Managing upwards – how to demonstrate your team’s value to the organisation

The value of data as an asset to business is now apparent to pretty much every senior executive. But perversely, the perceived value of analyst teams within many organisations is restricted to that of simple number crunchers. This seemingly contradictory view speaks volumes about the chasm in some companies between their transactional relationship with analysts and the insight these teams are capable of delivering.

As a manager, one aspect of your role is to challenge any lazy assumption that technical teams are awkward to work with or incapable of seeing the bigger picture. This stereotype does a real disservice to the insight that analysts can provide, so here are six tips to help demonstrate the value of your team to the wider organisation.


1. Speak the same language as stakeholders


You and your team are all about detail, but senior managers don’t have time for minutiae. If you’re discussing a proposal or project outcome, start with the big picture first. What impact does this have on the organisation, what are the major benefits and are there any relevant risks? Put your findings across in relatable business terms and be prepared to answer any requests for more detail that senior stakeholders may have.

Does your manager prefer a spreadsheet or graph? More importantly, can you explain whatever you put in front of them in simple, easy-to-understand terms with actionable insights? It’s also worth learning how your stakeholders prefer to receive the information – whether in an email, via presentation or a phone call. If you don’t feel comfortable asking them directly, speak to people who have worked with them before or ask their assistant for advice.


2. Manage the expectations of senior leaders/decision-makers


More often than not you will be serving more than one master, which can lead to conflicts of expectations from senior leaders. As manager, it’s your responsibility to highlight potential conflicts before they become an issue, working collectively to navigate a solution that satisfies all parties while managing expectations.

You will also find that what someone asks for is different to what they actually need, which in turn can be different to what is actually deliverable. Another part of managing expectations is asking the right questions to determine exactly what they’re hoping to use the information for and what the context might be. That way you can be certain that the issue is being addressed in the right way. It also doesn’t hurt to repeat back the request to make sure it’s completely clear before proceeding.


3. Be persistent and communicate clearly


You are more likely to build good relationships with senior managers if you can consistently prove your reliability, trustworthiness and leadership skills. Be open and honest when answering questions and remember that senior managers don’t know everything, especially if they’re relatively new to the role. Persistence and effective communication play a huge part here. Don’t be put off by seniority, role changes or new stakeholders coming into the organisation, simply offer advice and recommendations if you think it will help inform their business decisions and make sure you have the data to back it up.


4. Focus on delivering value through recommendations


In any previous role as an analyst, your focus was most likely on getting the data right. However, the value you deliver as a manager is not in the data itself, but the business outcomes, solutions or decisions that it informs. Only once you have identified the business outcomes that need to be achieved can your team focus on the correct data collection and analysis to deliver the required insight. By working backwards in this way, you stand a far greater chance of getting the results you need first time around, eliminating the need for reworks.

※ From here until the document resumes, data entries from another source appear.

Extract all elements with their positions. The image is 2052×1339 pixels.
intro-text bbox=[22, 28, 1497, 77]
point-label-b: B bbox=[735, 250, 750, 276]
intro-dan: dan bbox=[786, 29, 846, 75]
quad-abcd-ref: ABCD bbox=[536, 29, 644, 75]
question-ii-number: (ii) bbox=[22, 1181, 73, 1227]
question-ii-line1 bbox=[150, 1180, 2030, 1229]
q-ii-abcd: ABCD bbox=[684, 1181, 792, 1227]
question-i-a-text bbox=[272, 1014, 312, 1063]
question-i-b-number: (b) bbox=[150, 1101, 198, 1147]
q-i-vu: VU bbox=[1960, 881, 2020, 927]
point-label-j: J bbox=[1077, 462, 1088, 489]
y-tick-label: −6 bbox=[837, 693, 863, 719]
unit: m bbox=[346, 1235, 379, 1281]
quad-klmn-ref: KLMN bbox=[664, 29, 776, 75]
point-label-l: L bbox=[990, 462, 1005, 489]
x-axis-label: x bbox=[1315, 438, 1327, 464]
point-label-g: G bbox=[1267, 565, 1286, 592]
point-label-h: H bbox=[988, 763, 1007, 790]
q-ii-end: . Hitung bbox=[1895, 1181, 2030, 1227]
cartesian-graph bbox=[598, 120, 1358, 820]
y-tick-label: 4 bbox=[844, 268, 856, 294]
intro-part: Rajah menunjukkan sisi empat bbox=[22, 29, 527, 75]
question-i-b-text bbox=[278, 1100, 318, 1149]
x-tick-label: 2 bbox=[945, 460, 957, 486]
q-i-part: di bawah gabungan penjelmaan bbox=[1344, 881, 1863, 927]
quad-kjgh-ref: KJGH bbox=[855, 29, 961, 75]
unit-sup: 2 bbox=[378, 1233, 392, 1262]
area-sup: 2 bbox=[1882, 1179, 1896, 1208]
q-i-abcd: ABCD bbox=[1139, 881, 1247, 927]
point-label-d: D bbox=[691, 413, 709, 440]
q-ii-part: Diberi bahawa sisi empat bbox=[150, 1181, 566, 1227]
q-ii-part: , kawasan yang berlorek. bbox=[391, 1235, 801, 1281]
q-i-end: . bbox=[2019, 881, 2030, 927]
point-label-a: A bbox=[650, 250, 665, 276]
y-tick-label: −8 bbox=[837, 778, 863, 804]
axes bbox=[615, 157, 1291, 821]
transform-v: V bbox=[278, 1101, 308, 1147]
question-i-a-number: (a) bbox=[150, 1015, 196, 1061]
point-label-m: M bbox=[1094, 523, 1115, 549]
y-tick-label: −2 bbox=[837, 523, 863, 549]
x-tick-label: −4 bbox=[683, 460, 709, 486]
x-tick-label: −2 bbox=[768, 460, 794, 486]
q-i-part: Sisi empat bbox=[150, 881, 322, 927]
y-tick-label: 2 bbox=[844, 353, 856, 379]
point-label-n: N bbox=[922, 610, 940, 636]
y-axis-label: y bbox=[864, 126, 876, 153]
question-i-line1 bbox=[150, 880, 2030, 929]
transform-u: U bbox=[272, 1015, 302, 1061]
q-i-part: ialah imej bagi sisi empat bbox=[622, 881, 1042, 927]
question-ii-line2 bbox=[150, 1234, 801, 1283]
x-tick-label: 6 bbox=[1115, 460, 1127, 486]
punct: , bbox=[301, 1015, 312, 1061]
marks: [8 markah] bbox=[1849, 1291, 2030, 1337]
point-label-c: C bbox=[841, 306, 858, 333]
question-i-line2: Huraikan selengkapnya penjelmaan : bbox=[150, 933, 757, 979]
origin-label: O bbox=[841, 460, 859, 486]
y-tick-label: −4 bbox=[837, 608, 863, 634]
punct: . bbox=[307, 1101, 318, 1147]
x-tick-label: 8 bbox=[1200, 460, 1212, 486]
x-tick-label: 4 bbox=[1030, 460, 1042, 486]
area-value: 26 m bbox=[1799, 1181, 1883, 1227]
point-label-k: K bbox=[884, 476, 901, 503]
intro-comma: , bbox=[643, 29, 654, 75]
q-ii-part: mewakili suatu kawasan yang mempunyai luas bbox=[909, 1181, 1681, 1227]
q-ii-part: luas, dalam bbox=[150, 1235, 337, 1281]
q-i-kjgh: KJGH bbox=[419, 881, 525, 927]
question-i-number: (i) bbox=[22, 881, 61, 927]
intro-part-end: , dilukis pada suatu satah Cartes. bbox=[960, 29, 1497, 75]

5. Make your analysts look good, and pass praise on to them


Without wanting to paint with too broad a brush, analysts tend to not be great at self-promotion. It can feel uncomfortable to sing the praises of your team, let alone yourself, but make sure any credit that you receive for a job well done is passed on to them. As a fellow introvert, you can probably appreciate how much this means to them, but it also reflects well on you as their manager and drives home the reality of what they are capable of achieving to senior leaders. You can further build your team’s brand by consistently demonstrating its impact in ways that your managers will understand, such as quantifying every project’s value in terms of return on investment.


6. Don’t be intimidated by senior leaders


To effectively manage your relationships with key stakeholders, you need to be able to understand people’s behaviours, attitudes and motivations. For managers with a technical background, this can be slightly bewildering. Demarq Academy’s Managing Stakeholders workshop can help you apply key elements of emotional intelligence and personality profiling to improve how you engage with decision-makers within your organisation. By taking the time to understand your own emotions and personality type, it becomes much easier to build beneficial relationships that last – both with your team and with senior stakeholders.